To press his case among lawmakers, Trump lambasted the media for misconstruing his comments about Hussein and other issues.

“He feels like there is a lack of fairness showing him the way he truly is,” said Texas Rep. Pete Sessions, a member of Republican leadership.

Such comments, however, reinforced some lawmakers’ reluctance to support him. “It’s disgusting and despicable,” said Illinois Rep. Adam Kinzinger, an Air Force veteran. “I’m not a Never Trump guy -- I’m a Republican and I want to support the nominee -- but things like the Saddam comment are not helping me to get there.” Kinzinger said there was “a lack of enthusiasm in the room. You can feel it.”

Congressman Cresent Hardy of Nevada raised concern about the party nominee alienating Hispanic voters, to which Trump argued that he believed he would outperform Mitt Romney among that key voting bloc. (Romney received support from just 27 percent of Latino voters in 2012, however.)

“I think we have got to constantly show that we’re a party of inclusion, and I hope he does a better job,” said Arizona Rep. Matt Salmon. “I personally come from a state where we have a large Hispanic population. And while we all have concerns about the border, we also have a great value for the Hispanics in our state, and the last thing in the world I want to do is push them away from the Republican Party.”

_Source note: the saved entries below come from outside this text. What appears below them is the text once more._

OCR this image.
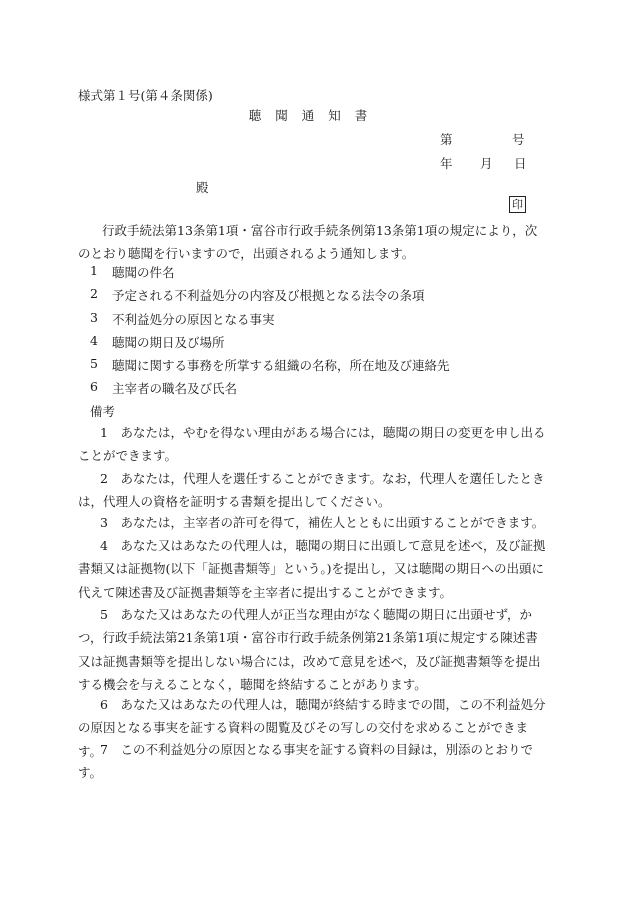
様式第１号(第４条関係)
聴聞通知書
第	号
年 月 日
殿
印
行政手続法第13条第1項・富谷市行政手続条例第13条第1項の規定により，次のとおり聴聞を行いますので，出頭されるよう通知します。
1 聴聞の件名
2 予定される不利益処分の内容及び根拠となる法令の条項
3 不利益処分の原因となる事実
4 聴聞の期日及び場所
5 聴聞に関する事務を所掌する組織の名称，所在地及び連絡先
6 主宰者の職名及び氏名
備考
1　あなたは，やむを得ない理由がある場合には，聴聞の期日の変更を申し出ることができます。
2　あなたは，代理人を選任することができます。なお，代理人を選任したときは，代理人の資格を証明する書類を提出してください。
3　あなたは，主宰者の許可を得て，補佐人とともに出頭することができます。
4　あなた又はあなたの代理人は，聴聞の期日に出頭して意見を述べ，及び証拠書類又は証拠物(以下「証拠書類等」という。)を提出し，又は聴聞の期日への出頭に代えて陳述書及び証拠書類等を主宰者に提出することができます。
5　あなた又はあなたの代理人が正当な理由がなく聴聞の期日に出頭せず，かつ，行政手続法第21条第1項・富谷市行政手続条例第21条第1項に規定する陳述書又は証拠書類等を提出しない場合には，改めて意見を述べ，及び証拠書類等を提出する機会を与えることなく，聴聞を終結することがあります。
6　あなた又はあなたの代理人は，聴聞が終結する時までの間，この不利益処分の原因となる事実を証する資料の閲覧及びその写しの交付を求めることができます。
7　この不利益処分の原因となる事実を証する資料の目録は，別添のとおりです。
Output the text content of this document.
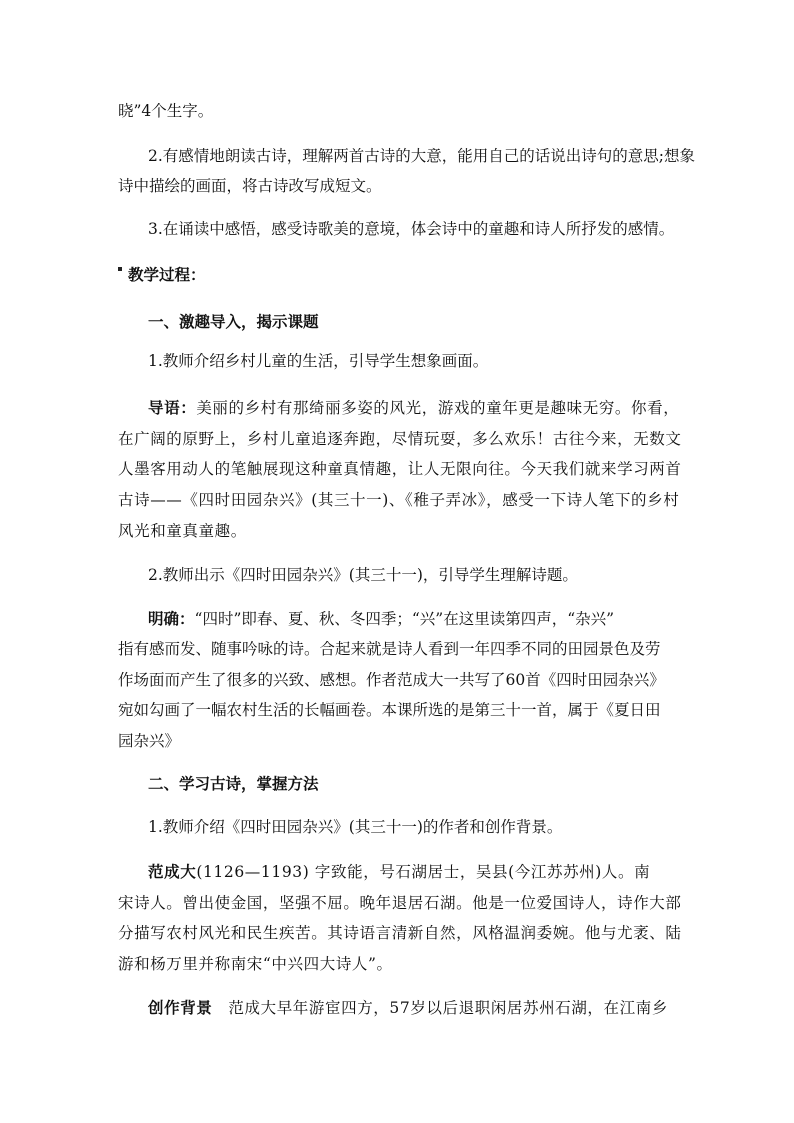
晓”4个生字。
2.有感情地朗读古诗，理解两首古诗的大意，能用自己的话说出诗句的意思;想象
诗中描绘的画面，将古诗改写成短文。
3.在诵读中感悟，感受诗歌美的意境，体会诗中的童趣和诗人所抒发的感情。
教学过程：
一、激趣导入，揭示课题
1.教师介绍乡村儿童的生活，引导学生想象画面。
导语：美丽的乡村有那绮丽多姿的风光，游戏的童年更是趣味无穷。你看，
在广阔的原野上，乡村儿童追逐奔跑，尽情玩耍，多么欢乐！古往今来，无数文
人墨客用动人的笔触展现这种童真情趣，让人无限向往。今天我们就来学习两首
古诗——《四时田园杂兴》(其三十一)、《稚子弄冰》，感受一下诗人笔下的乡村
风光和童真童趣。
2.教师出示《四时田园杂兴》(其三十一)，引导学生理解诗题。
明确：“四时”即春、夏、秋、冬四季；“兴”在这里读第四声，“杂兴”
指有感而发、随事吟咏的诗。合起来就是诗人看到一年四季不同的田园景色及劳
作场面而产生了很多的兴致、感想。作者范成大一共写了60首《四时田园杂兴》
宛如勾画了一幅农村生活的长幅画卷。本课所选的是第三十一首，属于《夏日田
园杂兴》
二、学习古诗，掌握方法
1.教师介绍《四时田园杂兴》(其三十一)的作者和创作背景。
范成大(1126—1193) 字致能，号石湖居士，吴县(今江苏苏州)人。南
宋诗人。曾出使金国，坚强不屈。晚年退居石湖。他是一位爱国诗人，诗作大部
分描写农村风光和民生疾苦。其诗语言清新自然，风格温润委婉。他与尤袤、陆
游和杨万里并称南宋“中兴四大诗人”。
创作背景 范成大早年游宦四方，57岁以后退职闲居苏州石湖，在江南乡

Flake has been particularly critical of Trump over his rhetoric about Hispanics, including his criticisms of Judge Gonzalo Curiel. According to the Washington Post, Flake identified himself to Trump during the meeting as “the other senator from Arizona -- the one who didn’t get captured -- and I want to talk to you about statements like that.” Trump reportedly told Flake he would lose re-election, before the senator reminded him he wasn’t up again until 2018. The Post also reported that Trump criticized Illinois Sen. Mark Kirk, who was absent from the meeting and, facing one of the most difficult re-election battles in the country, rescinded his endorsement of the apparent nominee last month.

“Nothing that he said changes the view I’ve expressed from the beginning, that I think he lacks the judgment and the temperament and the character to be commander in chief,” said Virginia Rep. Scott Riggell. “I’m greatly disappointed that this is the choice that’s before us: two candidates who, in my view, are unfit for office and for the first time in my life, at 56, I’ll go in and write in a candidate.”

 Not all lawmakers were as critical, however. Many came away with positive feelings, noting that Trump spoke their language about fixing the economy and appointing conservative Supreme Court justices. It was the first time many rank-and-file Republicans had the chance to meet face to face with their nominee.

Trump visited Capitol Hill in May to meet with party leaders. Lawmakers said that Trump talked about expanding the Republican map and campaigning on the Republican agenda.

“I think there’s a growing realization inside the Republican Senate caucus that we have a candidate that can win in November,” said Georgia Sen. David Perdue. “He’s an outsider, he’s a business guy and he’s listening to people back home.”

South Carolina Sen. Tim Scott, the only black Republican in the upper chamber, sounded an optimistic tone, arguing his party would unite against Clinton and President Obama. “I think you’re seeing the process of unification start,” he said.

Rep. Bill Flores of Texas said that while he believes Trump has a way to go, “I’ve got the confidence that you’re going to see a lot more in terms of visionary messaging and a lot more in terms of him expressing the contrast between himself and the other flawed candidate -- let me rephrase that, he’s going to do a better job contrasting between himself and the Democrats’ flawed candidate.”